Digital Life

License article

The email gaffe - how to control the damage

Sending an email to the wrong person or group can be embarrassing. Fortunately, there are ways you can prevent such disasters.

"It sended!" says a distraught Gloria on TV comedy Modern Family. "Please come back."

It's a familiar phrase said all too often in the tech era, where email gaffes happen every day.

Take for example the story of the British bride-to-be who was humiliated after the hotel where she planned to hold her wedding described her and her fiance in an email as not "the right type of people" to stay there. The wedding co-ordinator intended to send the email to a colleague.

Then there was the time Aviva, Britain's second-biggest insurer by market value, mistakenly sent an email dismissing all its 1300 staff before retracting the message. It was intended for one.

The list goes on and on - and sometimes the gaffes end in tears, like when a Virgin Blue (now Virgin Australia) employee accidentally sent an email upgrading more than 1 million Velocity members to "gold" status, offering them free lounge memberships and upgrades.

The offer was withdrawn in a follow-up email, but not before many demanded a free upgrade.


You've probably come close to sending an email to the wrong person yourself or including something in an email you thought you had removed but didn't. But did you know there are ways to stop a silly mistake like this from happening? Best of all, it doesn't mean sneakily logging on to the person's email you sent it to so that you can delete the email you sent (which Gloria did).

Measure 1 - Use common sense

There are technical measures you can implement to prevent yourself from looking silly. But regardless of what technology is available, the first line of defence should always be you.

In all cases, you should read the “To”, “CC” and “BCC” fields before you send any email.

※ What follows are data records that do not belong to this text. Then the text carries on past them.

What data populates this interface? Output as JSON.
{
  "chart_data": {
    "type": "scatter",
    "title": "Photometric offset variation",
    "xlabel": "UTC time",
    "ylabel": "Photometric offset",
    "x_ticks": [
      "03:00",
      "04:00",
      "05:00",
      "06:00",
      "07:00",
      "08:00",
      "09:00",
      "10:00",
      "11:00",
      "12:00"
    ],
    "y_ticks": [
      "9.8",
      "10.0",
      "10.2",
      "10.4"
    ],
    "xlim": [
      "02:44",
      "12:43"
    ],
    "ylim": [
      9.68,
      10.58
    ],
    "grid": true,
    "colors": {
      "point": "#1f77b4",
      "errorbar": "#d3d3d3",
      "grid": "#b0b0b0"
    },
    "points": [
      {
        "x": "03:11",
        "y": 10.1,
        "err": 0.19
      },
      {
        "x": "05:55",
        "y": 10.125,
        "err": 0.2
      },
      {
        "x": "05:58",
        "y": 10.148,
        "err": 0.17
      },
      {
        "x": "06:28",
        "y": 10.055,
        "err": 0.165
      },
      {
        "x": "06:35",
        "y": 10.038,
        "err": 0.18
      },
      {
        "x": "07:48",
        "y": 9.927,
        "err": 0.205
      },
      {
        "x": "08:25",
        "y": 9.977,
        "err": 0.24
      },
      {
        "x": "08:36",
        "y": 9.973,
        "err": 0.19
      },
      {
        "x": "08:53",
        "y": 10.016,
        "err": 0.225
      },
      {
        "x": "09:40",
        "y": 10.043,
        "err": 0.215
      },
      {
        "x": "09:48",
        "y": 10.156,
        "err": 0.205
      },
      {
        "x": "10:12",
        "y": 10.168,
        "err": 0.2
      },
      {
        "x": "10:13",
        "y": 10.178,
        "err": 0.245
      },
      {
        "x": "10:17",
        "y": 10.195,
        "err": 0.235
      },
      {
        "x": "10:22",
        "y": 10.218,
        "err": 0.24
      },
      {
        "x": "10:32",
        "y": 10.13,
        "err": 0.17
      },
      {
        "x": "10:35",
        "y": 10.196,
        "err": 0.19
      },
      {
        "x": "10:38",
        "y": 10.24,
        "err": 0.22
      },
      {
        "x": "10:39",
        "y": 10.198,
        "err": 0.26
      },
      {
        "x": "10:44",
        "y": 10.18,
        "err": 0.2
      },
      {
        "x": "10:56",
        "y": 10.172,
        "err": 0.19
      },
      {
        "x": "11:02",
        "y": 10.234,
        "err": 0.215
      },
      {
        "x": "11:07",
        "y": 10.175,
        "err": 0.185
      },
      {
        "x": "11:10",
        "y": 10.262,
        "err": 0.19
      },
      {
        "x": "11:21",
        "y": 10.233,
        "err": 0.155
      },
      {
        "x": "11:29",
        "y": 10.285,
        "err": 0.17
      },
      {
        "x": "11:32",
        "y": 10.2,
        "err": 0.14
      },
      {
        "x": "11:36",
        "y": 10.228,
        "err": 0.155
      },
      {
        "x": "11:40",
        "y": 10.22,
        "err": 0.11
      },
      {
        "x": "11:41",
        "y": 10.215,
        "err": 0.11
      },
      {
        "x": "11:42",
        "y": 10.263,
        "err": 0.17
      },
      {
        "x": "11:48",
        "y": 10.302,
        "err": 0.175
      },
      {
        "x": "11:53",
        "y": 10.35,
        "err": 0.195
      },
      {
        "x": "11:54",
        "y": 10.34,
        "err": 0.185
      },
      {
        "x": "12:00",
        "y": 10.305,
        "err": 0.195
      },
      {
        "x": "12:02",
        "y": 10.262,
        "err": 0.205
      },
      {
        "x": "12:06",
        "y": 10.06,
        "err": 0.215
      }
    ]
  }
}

You should also look at what you have attached and at the email's body. Always proof-read it.

Measure 2 - Delay emails

Now that we've got that out of the way, one of the technical ways to prevent email gaffes is by delaying emails from sending for a period. Though not foolproof, this helps prevent the occasional mistake made in an email and can help those who accidentally send one before they've finished writing it. You can delay emails in Outlook, Gmail and other services too. In some cases emails can also be delayed for your entire organisation by your IT administrator. This might be something PR agencies and companies might consider, especially if they are often involved in sending emails to large distribution lists.

In Gmail, left click the cog wheel, “Settings” and then the “Labs” tab. Here, search for "Undo Send" and then enable it. Once enabled, Undo Send gives you a 10-second window in which you can undo a sent email. You can change that to five, 20 or 30 seconds by going into Settings and finding the Undo Send section. The same can be done in Outlook by setting up a rule that delays messages for the amount of time desired.

Measure 3 - Beg recipient's IT department to delete email

If you know an email has been sent and you definitely don't want the other person to read it, another way you can try to remove it from existence is by calling the IT department of the organisation you've sent it to and plead for them to delete it. It's very unlikely this will work if your email has been sent to an email address ending in,, or other major webmail providers, as they have policies against allowing this. But if you've emailed an Australian company that manages its own email, for example, then it's worth a shot. Depending on their IT policy – and how they feel about the situation – it might just work. But you'll need to be quick, as the recipient may have already downloaded it from their workplace's mail server.

Measure 4 - Recall the message

Some versions of Outlook allow you to recall messages sent to other email users who use Outlook. The success or failure of a message being recalled depends largely on a recipient's settings in Outlook and also whether they actually want to let you recall it – a reason why this method is probably not the best to use. There's also the fact that recalling a message will generally inform the recipient that the email exists and highlight the fact that you want to recall it.

Measure 5 - Admit defeat and apologise

If all of the aforementioned methods do not work – or you just don't want to try them for whatever reason – then an apology might be in the works. The sooner you apologise the better.